Just after midnight on the day following Bobby and Viki’s sixteenth anniversary, Bobby snuck out to visit his mistress, Cindy Waters, who had just recently called it quits with him after realizing he was never going to leave Viki. With his promises of undying love, Bobby wormed his way back into Cindy’s bed.
Later that day, July 6, 2002, Viki was dead.
Was it a suicide? A horrible accident? Or did Bobby Lozano, who realized leaving Viki meant leaving behind her mother’s wealth, find a way out of the marriage while still having access to the purse strings?
Denton Record-Chronicle reporter Donna Fielder never believed it was a gun-cleaning accident as Bobby claimed and she felt certain it wasn’t a suicide. Too many thing just didn’t add up. And she vowed to uncover the truth.

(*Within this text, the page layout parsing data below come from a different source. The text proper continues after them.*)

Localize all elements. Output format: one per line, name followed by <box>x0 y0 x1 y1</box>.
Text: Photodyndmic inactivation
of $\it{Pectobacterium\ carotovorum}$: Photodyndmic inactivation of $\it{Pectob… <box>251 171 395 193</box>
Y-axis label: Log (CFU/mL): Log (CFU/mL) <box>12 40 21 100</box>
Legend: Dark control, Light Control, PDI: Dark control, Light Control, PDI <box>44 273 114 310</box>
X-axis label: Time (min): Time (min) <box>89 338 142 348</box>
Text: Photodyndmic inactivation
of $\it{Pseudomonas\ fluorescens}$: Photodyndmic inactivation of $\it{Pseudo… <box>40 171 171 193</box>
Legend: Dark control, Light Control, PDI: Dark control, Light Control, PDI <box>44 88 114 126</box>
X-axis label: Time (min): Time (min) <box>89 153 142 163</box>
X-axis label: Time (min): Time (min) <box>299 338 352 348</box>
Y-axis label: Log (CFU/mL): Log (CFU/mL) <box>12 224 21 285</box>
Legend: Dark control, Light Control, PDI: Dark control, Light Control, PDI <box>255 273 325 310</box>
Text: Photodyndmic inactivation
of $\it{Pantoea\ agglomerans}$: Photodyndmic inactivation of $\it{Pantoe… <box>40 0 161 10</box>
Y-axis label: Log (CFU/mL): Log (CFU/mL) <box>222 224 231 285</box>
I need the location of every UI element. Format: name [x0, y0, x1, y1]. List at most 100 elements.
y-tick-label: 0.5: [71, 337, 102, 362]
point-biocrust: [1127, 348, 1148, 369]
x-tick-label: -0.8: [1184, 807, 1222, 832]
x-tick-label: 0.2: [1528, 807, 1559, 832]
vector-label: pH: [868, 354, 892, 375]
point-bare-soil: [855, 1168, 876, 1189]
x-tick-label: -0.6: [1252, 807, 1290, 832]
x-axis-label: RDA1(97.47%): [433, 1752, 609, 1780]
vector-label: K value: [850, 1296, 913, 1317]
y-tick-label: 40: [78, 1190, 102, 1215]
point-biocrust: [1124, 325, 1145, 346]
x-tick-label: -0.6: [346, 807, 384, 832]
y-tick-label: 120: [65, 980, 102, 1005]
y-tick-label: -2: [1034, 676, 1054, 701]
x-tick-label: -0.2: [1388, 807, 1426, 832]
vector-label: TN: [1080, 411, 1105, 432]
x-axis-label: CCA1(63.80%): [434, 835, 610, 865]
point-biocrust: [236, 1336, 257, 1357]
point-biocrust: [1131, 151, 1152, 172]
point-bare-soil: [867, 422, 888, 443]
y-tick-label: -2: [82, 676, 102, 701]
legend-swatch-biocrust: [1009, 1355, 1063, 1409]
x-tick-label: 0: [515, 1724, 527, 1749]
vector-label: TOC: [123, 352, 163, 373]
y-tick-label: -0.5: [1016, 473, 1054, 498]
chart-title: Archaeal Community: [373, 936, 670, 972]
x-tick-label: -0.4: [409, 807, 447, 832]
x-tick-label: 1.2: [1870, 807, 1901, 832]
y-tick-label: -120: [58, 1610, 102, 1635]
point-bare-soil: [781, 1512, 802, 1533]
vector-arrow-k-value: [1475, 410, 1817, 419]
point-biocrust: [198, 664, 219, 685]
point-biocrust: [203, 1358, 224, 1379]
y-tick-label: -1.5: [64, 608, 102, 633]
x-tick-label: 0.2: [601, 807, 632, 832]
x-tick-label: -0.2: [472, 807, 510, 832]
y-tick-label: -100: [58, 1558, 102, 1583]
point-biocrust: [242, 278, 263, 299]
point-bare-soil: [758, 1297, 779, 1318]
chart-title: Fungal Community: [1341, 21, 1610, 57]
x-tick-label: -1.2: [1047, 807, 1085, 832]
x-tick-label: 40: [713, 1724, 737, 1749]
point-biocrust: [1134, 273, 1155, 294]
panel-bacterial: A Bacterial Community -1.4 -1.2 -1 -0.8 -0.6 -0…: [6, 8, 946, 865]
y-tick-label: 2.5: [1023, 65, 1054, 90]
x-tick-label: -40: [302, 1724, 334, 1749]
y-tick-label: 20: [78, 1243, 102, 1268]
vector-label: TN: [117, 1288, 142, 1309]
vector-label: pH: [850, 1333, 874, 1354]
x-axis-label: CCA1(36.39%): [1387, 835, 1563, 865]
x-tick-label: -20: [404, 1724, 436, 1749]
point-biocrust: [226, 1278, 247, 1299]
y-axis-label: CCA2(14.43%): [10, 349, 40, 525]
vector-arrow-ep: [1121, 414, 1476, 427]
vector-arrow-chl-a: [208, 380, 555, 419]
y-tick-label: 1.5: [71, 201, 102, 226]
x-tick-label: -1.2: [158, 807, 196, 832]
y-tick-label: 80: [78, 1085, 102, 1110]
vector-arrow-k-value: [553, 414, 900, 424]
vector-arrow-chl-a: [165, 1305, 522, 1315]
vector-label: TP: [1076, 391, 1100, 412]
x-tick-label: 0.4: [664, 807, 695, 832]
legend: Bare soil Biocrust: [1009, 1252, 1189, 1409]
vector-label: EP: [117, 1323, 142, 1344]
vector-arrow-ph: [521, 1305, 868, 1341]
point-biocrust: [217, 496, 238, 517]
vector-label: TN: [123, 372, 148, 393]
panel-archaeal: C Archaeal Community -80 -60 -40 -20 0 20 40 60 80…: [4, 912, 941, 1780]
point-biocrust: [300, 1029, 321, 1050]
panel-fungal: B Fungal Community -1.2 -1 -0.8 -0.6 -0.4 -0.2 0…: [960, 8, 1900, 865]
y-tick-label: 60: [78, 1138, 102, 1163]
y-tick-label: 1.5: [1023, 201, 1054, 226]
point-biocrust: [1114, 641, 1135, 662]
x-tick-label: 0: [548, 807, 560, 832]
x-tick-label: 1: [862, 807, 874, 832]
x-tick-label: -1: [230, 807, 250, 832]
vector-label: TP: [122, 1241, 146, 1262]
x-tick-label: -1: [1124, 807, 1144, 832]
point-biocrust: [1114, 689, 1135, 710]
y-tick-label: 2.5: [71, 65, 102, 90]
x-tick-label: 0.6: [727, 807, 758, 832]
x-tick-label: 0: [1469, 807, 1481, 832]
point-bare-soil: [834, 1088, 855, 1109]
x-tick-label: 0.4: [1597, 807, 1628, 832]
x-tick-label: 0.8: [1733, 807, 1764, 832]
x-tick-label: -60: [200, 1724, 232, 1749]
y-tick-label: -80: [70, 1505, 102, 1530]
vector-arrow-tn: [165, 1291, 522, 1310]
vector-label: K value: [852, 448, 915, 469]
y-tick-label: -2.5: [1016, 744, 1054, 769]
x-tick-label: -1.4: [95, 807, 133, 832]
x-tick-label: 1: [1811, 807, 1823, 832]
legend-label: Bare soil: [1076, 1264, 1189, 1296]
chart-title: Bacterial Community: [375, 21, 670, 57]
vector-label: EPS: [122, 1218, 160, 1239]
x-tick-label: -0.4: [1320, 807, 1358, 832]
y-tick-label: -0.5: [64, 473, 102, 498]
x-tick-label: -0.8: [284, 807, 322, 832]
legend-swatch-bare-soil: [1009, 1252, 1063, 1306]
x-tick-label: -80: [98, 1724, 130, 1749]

In her debut book Ladykiller, Fielder chronicles the case the case from it’s very beginning, the nerve-wrecking twists, all the way through until the triumph end eight years later. Well written with plenty of insider and first-hand research and interviews, the book is a pretty good read. But…
When an author begins a book with “I,” it always elicits a groan from me since seldom does a first person recount of true crime end up being good. But I quickly came to realize the “I” here was important since Fielder played a huge role in getting justice for Viki.
Admittedly, there are times the “I” ventures too far off track, such as with the story of the turning of an older woman’s cell phone before the beginning of Court or being sandwiched between two officers to the point of immobility, but overall it’s a good read.
Ladykiller may not be the best book of the year, but let me put it this way: if Donna Fielder wrote another true crime, I would certainly read it.